“1560. Item, for bread and drink for the parishioners that went the Circuit the Tuesday in the Rogation Week, 3s. 4d.”
“Item, for bread and drink the Wednesday in the Rogation Week, for Mr. Archdeacon and the Quire of the Minster, 3s. 4d.”
“1585. Item, paid for going the Perambulacion, for fish, butter, cream, milk, conger, bread and drink, and other necessaries, 4s. 8½d.”
“1597. Item, for the charges of diet at Kensington for the Perambulation of the Parish, being a yeare of great scarcity and deerness, £6 8s. 8d.”
“1605. Item, paid for bread, drink, cheese, fish, cream, and other necessaries, when the worshipfull and others of the parish went the Perambulation to Kensington, £15.”
By way of accessories, the customs of “whipping” and “bumping” gradually came to form part of the perambulation ceremony. In order that the boundaries of the parishes might be indelibly impressed on the minds of the younger portion of the community, it was deemed advisable to bump some promising boy painfully against the boundary stones; or better still, to publicly whip him while he strove to impress on his memory the exact position of the same land-marks.
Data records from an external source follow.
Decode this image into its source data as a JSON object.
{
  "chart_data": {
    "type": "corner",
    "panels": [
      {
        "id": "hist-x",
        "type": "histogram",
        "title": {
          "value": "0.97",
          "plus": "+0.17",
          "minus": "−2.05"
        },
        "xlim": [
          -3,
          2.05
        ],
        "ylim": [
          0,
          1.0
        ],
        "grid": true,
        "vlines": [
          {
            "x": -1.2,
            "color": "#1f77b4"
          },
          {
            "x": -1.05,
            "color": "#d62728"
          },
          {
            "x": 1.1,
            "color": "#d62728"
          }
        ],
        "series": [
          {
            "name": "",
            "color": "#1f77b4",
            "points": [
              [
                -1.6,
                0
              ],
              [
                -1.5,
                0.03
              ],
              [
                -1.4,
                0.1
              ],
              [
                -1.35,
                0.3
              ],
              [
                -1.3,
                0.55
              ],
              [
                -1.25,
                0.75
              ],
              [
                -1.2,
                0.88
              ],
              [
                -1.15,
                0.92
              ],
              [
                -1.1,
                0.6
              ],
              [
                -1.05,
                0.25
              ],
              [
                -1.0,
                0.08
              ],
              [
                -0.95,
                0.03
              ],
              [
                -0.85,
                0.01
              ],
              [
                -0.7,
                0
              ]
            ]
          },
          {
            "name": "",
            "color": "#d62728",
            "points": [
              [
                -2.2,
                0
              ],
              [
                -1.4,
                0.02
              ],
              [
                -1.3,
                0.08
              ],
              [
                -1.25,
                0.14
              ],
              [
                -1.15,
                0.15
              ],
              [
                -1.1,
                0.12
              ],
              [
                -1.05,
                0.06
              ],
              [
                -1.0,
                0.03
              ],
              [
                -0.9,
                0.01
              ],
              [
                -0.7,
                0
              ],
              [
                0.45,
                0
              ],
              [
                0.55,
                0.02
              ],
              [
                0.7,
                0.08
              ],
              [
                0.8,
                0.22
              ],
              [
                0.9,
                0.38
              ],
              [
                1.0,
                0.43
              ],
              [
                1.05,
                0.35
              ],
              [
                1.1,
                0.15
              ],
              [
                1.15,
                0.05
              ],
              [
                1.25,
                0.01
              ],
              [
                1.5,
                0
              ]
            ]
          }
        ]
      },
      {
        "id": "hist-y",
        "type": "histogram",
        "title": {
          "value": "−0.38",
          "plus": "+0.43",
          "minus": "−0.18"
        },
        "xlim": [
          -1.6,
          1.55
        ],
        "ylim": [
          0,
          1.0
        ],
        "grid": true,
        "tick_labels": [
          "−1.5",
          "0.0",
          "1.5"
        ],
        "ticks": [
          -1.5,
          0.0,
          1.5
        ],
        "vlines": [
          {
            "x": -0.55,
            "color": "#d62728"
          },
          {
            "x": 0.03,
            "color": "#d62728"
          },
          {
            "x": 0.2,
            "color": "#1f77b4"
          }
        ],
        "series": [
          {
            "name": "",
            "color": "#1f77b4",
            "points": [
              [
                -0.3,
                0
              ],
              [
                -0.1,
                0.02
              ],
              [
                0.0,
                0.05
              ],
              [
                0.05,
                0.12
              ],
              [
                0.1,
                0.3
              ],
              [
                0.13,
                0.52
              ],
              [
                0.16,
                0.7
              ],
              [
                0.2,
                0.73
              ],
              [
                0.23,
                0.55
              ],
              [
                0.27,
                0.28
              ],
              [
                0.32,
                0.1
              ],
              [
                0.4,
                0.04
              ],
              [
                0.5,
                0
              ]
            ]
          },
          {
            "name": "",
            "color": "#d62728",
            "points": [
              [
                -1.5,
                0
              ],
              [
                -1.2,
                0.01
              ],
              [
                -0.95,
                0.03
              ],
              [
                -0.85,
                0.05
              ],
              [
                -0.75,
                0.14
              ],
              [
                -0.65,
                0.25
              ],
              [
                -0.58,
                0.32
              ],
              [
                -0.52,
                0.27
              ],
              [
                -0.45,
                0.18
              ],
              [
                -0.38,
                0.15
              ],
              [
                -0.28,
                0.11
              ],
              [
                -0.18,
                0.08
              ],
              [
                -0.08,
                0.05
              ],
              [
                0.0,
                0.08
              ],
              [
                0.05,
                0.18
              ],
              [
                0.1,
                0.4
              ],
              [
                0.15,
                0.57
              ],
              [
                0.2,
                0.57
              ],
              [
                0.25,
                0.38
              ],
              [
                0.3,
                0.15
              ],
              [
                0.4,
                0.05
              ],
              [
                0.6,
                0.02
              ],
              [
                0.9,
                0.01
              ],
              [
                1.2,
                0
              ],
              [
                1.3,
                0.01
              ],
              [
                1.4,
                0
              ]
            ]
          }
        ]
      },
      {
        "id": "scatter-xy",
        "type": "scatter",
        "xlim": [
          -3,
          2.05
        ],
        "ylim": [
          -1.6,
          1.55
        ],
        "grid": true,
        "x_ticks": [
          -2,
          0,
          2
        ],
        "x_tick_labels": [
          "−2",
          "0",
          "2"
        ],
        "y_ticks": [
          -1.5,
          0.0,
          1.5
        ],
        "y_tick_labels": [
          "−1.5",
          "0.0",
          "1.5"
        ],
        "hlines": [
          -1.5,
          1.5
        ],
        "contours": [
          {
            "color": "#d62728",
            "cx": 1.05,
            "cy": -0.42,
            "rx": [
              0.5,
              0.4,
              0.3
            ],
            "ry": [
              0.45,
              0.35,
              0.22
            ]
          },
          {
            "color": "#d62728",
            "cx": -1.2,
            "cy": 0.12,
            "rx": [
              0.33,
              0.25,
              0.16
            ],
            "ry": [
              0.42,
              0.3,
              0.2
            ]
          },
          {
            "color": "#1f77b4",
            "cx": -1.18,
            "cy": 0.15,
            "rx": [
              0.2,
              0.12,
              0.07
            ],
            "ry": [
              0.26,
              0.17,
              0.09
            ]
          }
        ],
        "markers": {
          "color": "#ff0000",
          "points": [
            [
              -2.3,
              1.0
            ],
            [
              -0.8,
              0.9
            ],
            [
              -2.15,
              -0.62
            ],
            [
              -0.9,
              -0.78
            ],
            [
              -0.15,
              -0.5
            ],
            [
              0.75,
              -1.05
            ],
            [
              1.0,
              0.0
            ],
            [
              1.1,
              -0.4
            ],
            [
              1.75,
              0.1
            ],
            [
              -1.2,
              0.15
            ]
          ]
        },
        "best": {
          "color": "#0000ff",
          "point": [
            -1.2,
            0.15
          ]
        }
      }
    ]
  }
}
As a set off against this public humiliation, the boys had a present of money given to them, and accordingly there appears an entry in the Chelsea parish books, in 1670, as follows:—
“Given to the boys that were whipt, 4s.”[20]
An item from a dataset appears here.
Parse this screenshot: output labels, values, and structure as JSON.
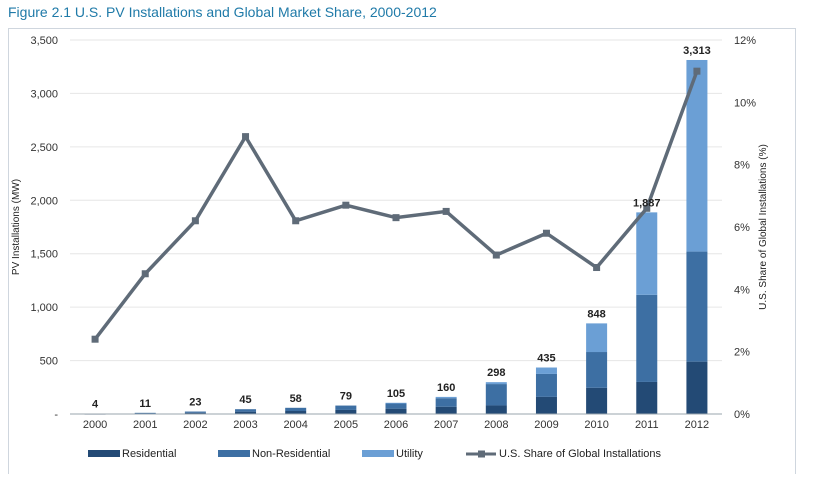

The process of “bumping” has been carried on until quite recently, for on June 8th, 1881, the Guardian reported a case in which three men who were engaged in “Beating the Bounds” were fined £5 each for forcibly “bumping” the senior curate of Hanwell. They met the curate and “asked him to go and be ‘bumped.’ Upon his declining, two of the defendants took hold of his arms and dragged him to the stone, one of the party taking him by the leg and lifting him bodily from the ground. On reaching the stone, they ‘bumped’ him against a man.”